Note: I am starting my holidays now with a small basket of e-books. If you have any recommendations for books that I must read – please write them in the comments of this blog

Discussing transformation

After the summer holidays, I plan to have fruitful discussions around topics close to PLM. Working on a post and starting a conversation related to PLM, PIM, and Master Data Management. The borders between these domains are perhaps getting vaguer in a digital enterprise.

Further, I am looking forward to a discussion around the value of PLM assisting companies in developing sustainable products. A sustainable and probably circular economy is required to keep this earth a place to live for everybody. The whole discussion around climate change, however, is worrying as we should be Thinking – not fast and slow – but balanced.

A circular economy has been several times a topic during the joint CIMdata PLM Roadmap and PDT conferences, which bring me to the final point.

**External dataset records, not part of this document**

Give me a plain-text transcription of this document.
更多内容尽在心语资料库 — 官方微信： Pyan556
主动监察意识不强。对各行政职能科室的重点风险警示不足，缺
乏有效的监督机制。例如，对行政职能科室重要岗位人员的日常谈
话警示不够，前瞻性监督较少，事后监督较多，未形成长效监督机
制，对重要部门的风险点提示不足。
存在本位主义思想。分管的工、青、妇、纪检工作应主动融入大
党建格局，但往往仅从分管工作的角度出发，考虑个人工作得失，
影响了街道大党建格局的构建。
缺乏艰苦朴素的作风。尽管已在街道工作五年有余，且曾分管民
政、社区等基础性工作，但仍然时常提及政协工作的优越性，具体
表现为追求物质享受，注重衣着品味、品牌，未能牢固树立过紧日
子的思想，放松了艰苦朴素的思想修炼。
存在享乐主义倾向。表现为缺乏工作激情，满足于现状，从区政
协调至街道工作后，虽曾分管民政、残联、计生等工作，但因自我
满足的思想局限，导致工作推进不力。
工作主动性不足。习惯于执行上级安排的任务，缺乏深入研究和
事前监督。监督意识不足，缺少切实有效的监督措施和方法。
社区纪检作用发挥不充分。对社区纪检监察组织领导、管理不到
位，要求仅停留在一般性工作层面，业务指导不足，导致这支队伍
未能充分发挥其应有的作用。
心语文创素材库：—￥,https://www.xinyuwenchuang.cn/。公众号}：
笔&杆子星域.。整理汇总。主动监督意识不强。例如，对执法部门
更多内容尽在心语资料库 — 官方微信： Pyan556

On 13th and 14th November this year I will participate again in the upcoming PLM Roadmap and PDT conference. This time in La Defense, Paris, France. I will share my experiences from working with companies trying to understand and implement pieces of a digital transformation related to PLM.

There will be inspiring presentations from other speakers, all working on some of the aspects of moving to facets of a connected enterprise. It is not a marketing event, it is done by professionals, serving professionals. Therefore I hope if you are passioned about the new aspects of PLM, no matter how you name label them, come and join, discuss and most of all, learn.

Conclusion

 

Modern life is about continuous learning  – make it a habit. Even a holiday is again a way to learn to disconnect.

How disconnected I was you will see after the holidays.